Predict whether an email is formally or informally written. `data/prep_corpus.py` writes the emails to a SQLite
database. `process_corpus.py` creates a text file with extracted features in LibSVM format (for supervised machine
learning). `data/classifier_app` is a web application for framework validation and simplifying manual classification
of each email as either formal or informal.

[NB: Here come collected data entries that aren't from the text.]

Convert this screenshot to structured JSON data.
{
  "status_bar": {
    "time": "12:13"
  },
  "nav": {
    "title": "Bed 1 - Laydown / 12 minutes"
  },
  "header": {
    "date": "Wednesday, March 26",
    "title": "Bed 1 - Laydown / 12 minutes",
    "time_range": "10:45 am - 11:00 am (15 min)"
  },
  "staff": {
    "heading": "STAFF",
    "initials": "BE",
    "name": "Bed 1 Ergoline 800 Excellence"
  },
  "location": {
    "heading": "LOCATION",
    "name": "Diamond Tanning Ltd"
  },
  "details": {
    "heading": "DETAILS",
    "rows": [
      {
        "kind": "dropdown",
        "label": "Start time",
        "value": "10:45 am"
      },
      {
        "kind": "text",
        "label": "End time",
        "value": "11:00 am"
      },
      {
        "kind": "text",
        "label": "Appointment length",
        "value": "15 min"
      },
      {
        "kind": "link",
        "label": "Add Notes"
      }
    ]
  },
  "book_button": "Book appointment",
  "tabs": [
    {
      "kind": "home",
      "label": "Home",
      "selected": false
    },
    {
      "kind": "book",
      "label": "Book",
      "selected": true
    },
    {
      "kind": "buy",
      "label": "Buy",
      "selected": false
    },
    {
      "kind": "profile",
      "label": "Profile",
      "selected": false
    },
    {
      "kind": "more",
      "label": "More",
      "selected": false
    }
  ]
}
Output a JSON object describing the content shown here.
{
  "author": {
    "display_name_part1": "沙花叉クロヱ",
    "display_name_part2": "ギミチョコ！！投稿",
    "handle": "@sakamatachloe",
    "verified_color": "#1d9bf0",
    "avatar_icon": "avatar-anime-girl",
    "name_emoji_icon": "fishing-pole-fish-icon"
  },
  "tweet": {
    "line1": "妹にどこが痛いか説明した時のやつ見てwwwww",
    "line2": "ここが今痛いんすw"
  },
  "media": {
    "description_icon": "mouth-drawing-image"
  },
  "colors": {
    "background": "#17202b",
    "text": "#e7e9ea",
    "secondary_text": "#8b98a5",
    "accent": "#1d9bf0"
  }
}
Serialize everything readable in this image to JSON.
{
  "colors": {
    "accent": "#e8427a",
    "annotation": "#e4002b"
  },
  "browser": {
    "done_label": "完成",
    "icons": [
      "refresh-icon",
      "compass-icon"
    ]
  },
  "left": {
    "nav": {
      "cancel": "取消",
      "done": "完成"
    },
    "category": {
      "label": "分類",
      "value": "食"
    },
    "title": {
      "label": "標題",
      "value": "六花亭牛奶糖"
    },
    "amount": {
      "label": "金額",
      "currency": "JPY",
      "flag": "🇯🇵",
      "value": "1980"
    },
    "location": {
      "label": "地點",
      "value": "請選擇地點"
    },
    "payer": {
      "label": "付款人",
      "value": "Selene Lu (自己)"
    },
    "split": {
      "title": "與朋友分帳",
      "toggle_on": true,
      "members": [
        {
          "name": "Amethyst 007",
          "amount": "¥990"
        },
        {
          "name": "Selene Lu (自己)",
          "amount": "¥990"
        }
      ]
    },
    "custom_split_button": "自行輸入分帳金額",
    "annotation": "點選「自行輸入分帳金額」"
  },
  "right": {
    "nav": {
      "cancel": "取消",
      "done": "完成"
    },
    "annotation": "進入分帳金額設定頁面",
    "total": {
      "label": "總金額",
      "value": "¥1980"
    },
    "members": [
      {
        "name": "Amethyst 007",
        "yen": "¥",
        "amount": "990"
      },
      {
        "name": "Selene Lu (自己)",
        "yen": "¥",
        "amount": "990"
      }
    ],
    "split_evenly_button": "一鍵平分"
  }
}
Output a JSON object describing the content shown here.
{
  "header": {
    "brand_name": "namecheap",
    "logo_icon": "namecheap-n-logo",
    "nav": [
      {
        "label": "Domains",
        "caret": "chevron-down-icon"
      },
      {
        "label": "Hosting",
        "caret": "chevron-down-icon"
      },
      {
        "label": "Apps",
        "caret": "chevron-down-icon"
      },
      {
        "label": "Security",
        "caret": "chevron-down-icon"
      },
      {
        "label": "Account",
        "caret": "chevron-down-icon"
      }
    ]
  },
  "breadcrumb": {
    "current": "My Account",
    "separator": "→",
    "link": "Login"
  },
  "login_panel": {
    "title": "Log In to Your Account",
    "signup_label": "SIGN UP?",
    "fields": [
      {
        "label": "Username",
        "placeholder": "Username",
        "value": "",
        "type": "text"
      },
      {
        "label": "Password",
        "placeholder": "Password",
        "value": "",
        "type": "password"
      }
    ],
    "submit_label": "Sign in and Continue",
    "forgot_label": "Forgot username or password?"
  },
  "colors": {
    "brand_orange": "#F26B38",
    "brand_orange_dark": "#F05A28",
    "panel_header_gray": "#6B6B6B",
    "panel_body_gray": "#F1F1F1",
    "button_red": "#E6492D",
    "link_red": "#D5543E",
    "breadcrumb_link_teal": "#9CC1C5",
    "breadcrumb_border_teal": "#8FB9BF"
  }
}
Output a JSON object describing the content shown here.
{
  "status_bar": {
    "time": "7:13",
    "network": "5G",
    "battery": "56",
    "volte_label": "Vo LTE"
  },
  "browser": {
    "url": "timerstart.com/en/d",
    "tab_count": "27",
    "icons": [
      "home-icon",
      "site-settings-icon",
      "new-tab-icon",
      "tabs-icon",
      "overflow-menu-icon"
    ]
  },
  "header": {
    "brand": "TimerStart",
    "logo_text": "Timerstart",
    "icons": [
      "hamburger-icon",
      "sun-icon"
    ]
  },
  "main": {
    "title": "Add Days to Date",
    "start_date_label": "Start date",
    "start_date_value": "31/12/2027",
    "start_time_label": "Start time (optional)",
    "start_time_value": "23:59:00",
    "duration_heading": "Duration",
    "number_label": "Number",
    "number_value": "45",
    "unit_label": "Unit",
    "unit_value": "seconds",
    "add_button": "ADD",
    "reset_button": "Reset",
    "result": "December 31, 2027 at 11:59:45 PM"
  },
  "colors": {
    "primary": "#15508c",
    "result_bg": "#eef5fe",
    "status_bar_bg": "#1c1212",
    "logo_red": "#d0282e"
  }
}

This project uses the Enron email corpus, retrieved
from [https://www.cs.cmu.edu/~./enron/](https://www.cs.cmu.edu/~./enron/). This is a group project for CNIT499NLT
Natural Language Technologies at Purdue University. The course instructor is Dr. Julia Taylor.

## Group Members

- Dan O'Day
- Robert Hinh
- Upasita Jain
- Sangmi Shin
- Penghao Wang

## License

[MIT](https://github.com/danzek/email-formality-detection/blob/master/LICENSE)

## Database

The `mysql` branch is the main branch with all of the features and up-to-date code. However, the `master` branch uses sqlite rather than MySQL, and is thus easier to run and develop locally. Initial development took place with sqlite, but eventually moved to MySQL since that is the most efficient supported database type on PythonAnywhere hosting service.

## How to Test A Single Feature

Begin inside the directory where you've extracted this project. Using an interactive Python shell (symbolized by `>>>` below—**do not retype the prompt symbols**), do the following:

>>> from data.models import Corpus

Next import your feature(s):

>>> from features.myfeaturefile import myfeature

Now instantiate the corpus and select a specific email by its ID number:

>>> c = Corpus()
>>> email_generator_object = c.fetch_all_emails(column="id", query="120000", exact_match=True)
>>> email = next(email_generator_object)

Now you have the email object with the specified id. You can pass it to your previously imported feature by using the feature function name:

>>> myfeature(email)

The feature should return the specified metric.